Je porte le plus grand respect à ceux qui essaient d'injecter la providence dans la science pour donner aux étudiants une éducation plus significative (bien que cela soit hors de propos), mais peut-être pourrions-nous injecter la philosophie elle-même à la place (bien que les sujets traités devraient inclure toutes les conclusions pieuses et impies qui attaquent généralement nos religions modernes, et c'est un domaine si vaste qu'il serait difficile de ne pas sélectionner de manière arbitraire des textes qui semblent imposer une forme de croyance religieuse).
La providence et le dessein intelligent semblent être évidents pour ceux qui ont la foi, peu importe à quel point la science avancera dans le futur.
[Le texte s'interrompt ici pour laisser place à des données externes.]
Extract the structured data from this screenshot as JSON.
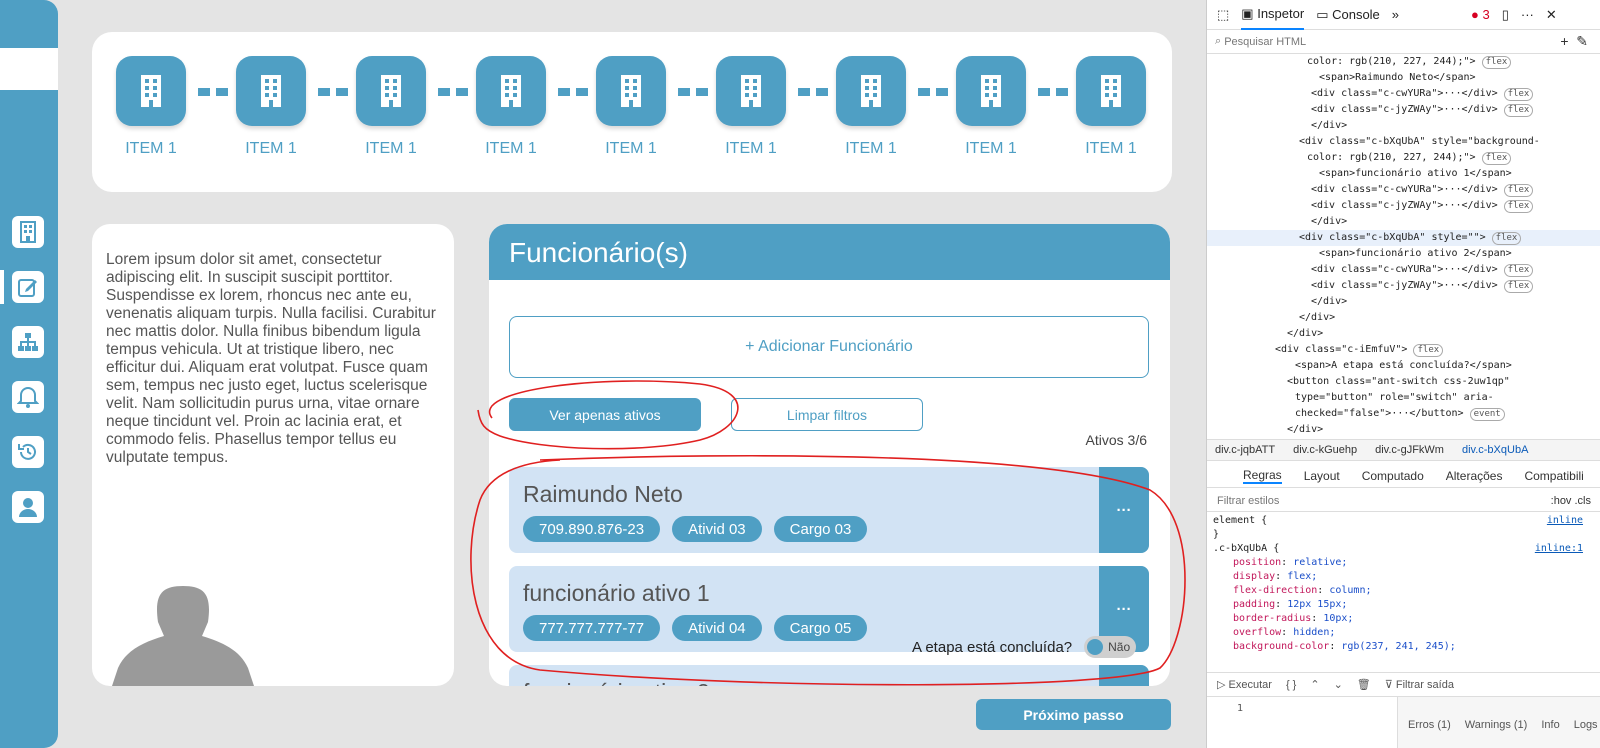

La foi, selon ma définition, est la croyance sans le fardeau de la preuve. Si nous mettons le dessein intelligent là et disons honnêtement qu'il pourrait être prouvé faux, Falsifiable, que dit cela sur notre foi ? Et si nous le « savons » et le « prouvons », il n'y a pas besoin de foi.
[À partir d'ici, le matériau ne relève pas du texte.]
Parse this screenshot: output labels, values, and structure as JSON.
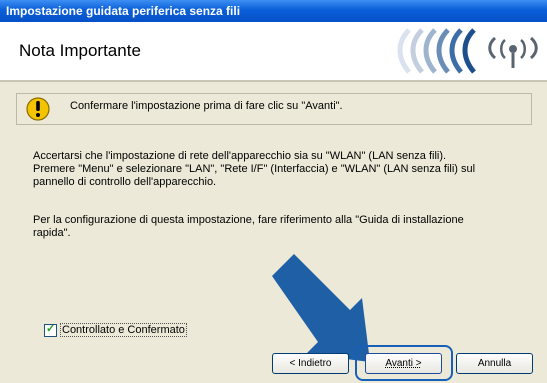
{
  "window": {
    "title": "Impostazione guidata periferica senza fili"
  },
  "header": {
    "title": "Nota Importante"
  },
  "note": {
    "text": "Confermare l'impostazione prima di fare clic su \"Avanti\"."
  },
  "paragraphs": {
    "p1": "Accertarsi che l'impostazione di rete dell'apparecchio sia su  \"WLAN\" (LAN senza fili).\nPremere \"Menu\" e selezionare \"LAN\", \"Rete I/F\" (Interfaccia) e \"WLAN\" (LAN senza fili) sul\npannello di controllo dell'apparecchio.",
    "p2": "Per la configurazione di questa impostazione, fare riferimento alla \"Guida di installazione\nrapida\"."
  },
  "checkbox": {
    "label": "Controllato e Confermato",
    "checked": true
  },
  "buttons": {
    "back": "< Indietro",
    "next": "Avanti >",
    "cancel": "Annulla"
  },
  "colors": {
    "titlebar": "#0a5fd8",
    "accent": "#1660b8",
    "arrow": "#1f5fa6"
  }
}
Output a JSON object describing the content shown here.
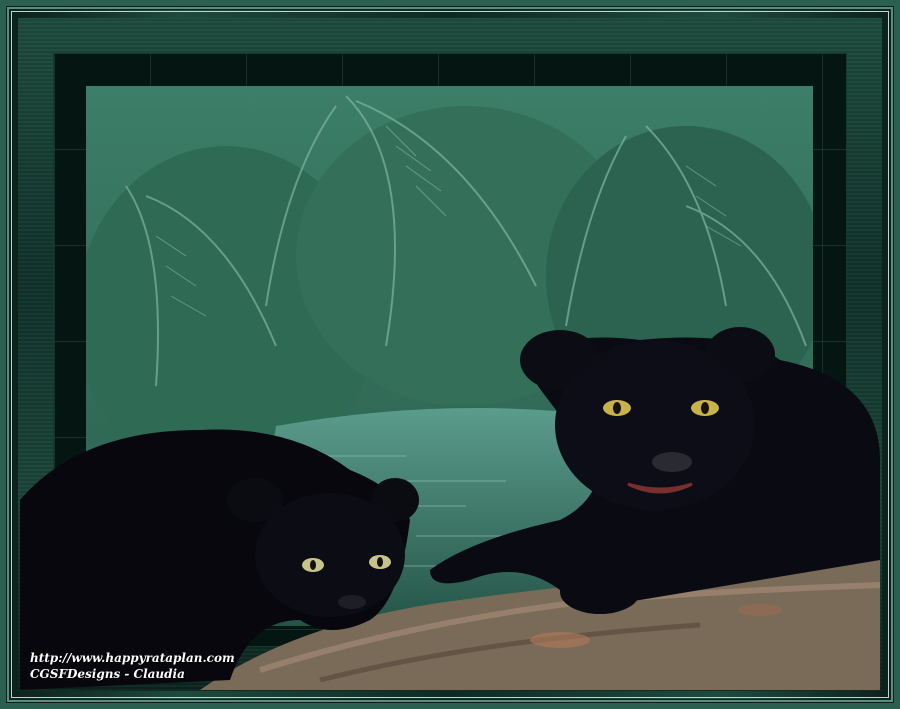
{
  "watermark": {
    "url": "http://www.happyrataplan.com",
    "credit": "CGSFDesigns - Claudia"
  },
  "scene": {
    "subject": "two-black-panther-cubs",
    "setting": "jungle-river",
    "colors": {
      "frame_green": "#1d4a3c",
      "mat_dark": "#051511",
      "jungle": "#2e6b58",
      "water": "#3e7f70",
      "fur": "#0a0a12",
      "eyes": "#c9b24a",
      "log": "#7a6a58"
    }
  }
}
L'évolution a quelques failles à pointer, mais l'analogie du dessein intelligent est tout à fait imparfaite. Nous devrions aborder les problèmes de l'évolution par une enquête continue plutôt qu'en offrant une analogie qui implique quelque chose qui est imparfait par rapport à ce que nous observons à travers les phénomènes naturels. Nous savons quelque chose sur l'esprit et sur l'intelligence, et ce n'est pas sans grandes conséquences.
D'abord, nulle part dans les phénomènes naturels n'est-il prouvé qu'un esprit existe sans corps, l'intelligence non plus.
Deuxièmement, la douleur et la souffrance sont cohérentes avec toute intelligence que nous connaissons, tout comme l'apprentissage. Nous apprenons par l'expérience, l'exemple, l'erreur, et de nombreux autres sentiments qui seraient impies s'ils étaient appliqués à une divinité.
Les sceptiques cherchent la difficulté, et les dogmatiques cherchent la nécessité.
Une citation de David Hume : « Si l'ensemble de la théologie naturelle, comme certains semblent le soutenir, se réduit à une proposition simple, bien qu'ambigüe, au moins indéfinie, à savoir que la cause ou les causes de l'ordre dans l'univers portent probablement une analogie lointaine à l'intelligence humaine : Si cette proposition n'est pas susceptible d'extension, de variation ou d'explication plus particulière : Si elle ne fournit aucune inférence qui affecte la vie humaine, ou peut être la source de toute action ou abstention : Et si l'analogie, imparfaite qu'elle soit, ne peut être transférée, avec toute apparence de probabilité, aux autres qualités de l'esprit : Si c'est vraiment le cas, que peut faire le plus curieux, contemplatif et religieux des hommes de plus que d'accorder une assentiment philosophique simple à la proposition, chaque fois qu'elle se présente, et de croire que les arguments sur lesquels elle est établie dépassent les objections qui lui sont opposées ? » - Dialogues sur la religion naturelle.
Tout ce qui anthropomorphise la source de l'univers est sujet à de nombreuses inférences impies, s'il n'est pas présenté dans les limites à lesquelles David Hume fait allusion.